First, we apologize for the inconvenience caused by this incident.
Second, we are now running the Lambda function to refresh the OCSP cache every hour and monitoring the schedule.

Update As of May 16, 2019:

The root cause was that Lambda server crossed the upper limits on the number of jobs that can be executed concurrently. As a result, the OCSP cache refresh function was affected.

Fixes Applied: We now increased the capacity of the number of concurrent jobs on the Lambda server. However, the latest version of JDBC clients handles the cache issue more gracefully by connecting with the Certificate Authority directly.

If you have any questions or issues, please send feedback to support@snowflake.com or submit a support request ticket via the Snowflake Lodge Portal.

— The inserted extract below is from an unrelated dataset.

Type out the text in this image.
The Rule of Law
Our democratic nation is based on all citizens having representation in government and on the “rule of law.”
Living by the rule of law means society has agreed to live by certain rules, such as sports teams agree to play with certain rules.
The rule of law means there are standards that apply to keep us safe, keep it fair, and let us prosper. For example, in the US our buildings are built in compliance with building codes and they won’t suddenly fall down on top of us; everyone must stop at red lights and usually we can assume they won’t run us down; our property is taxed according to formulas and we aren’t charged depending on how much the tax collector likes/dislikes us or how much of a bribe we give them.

Posted 20 days ago. May 03, 2019 - 23:25 PDT

Resolved
This issue has been resolved. See Postmortem for RCA report.
Posted 23 days ago. May 01, 2019 - 08:05 PDT
Monitoring
This issue has been resolved. See Postmortem for RCA report.
Posted 23 days ago. May 01, 2019 - 07:54 PDT
Identified
This issue has been resolved. See Postmortem for RCA report.
Posted 23 days ago. May 01, 2019 - 07:22 PDT
Investigating
This issue has been resolved. See Postmortem for RCA report.
Posted 23 days ago. May 01, 2019 - 03:58 PDT
This incident affected: AWS - US East (N. Virginia) (Snowflake Data Warehouse (Database), Snowpipe (Data Ingestion)) and AWS - US West (Oregon) (Snowflake Data Warehouse (Database), Snowpipe (Data Ingestion)).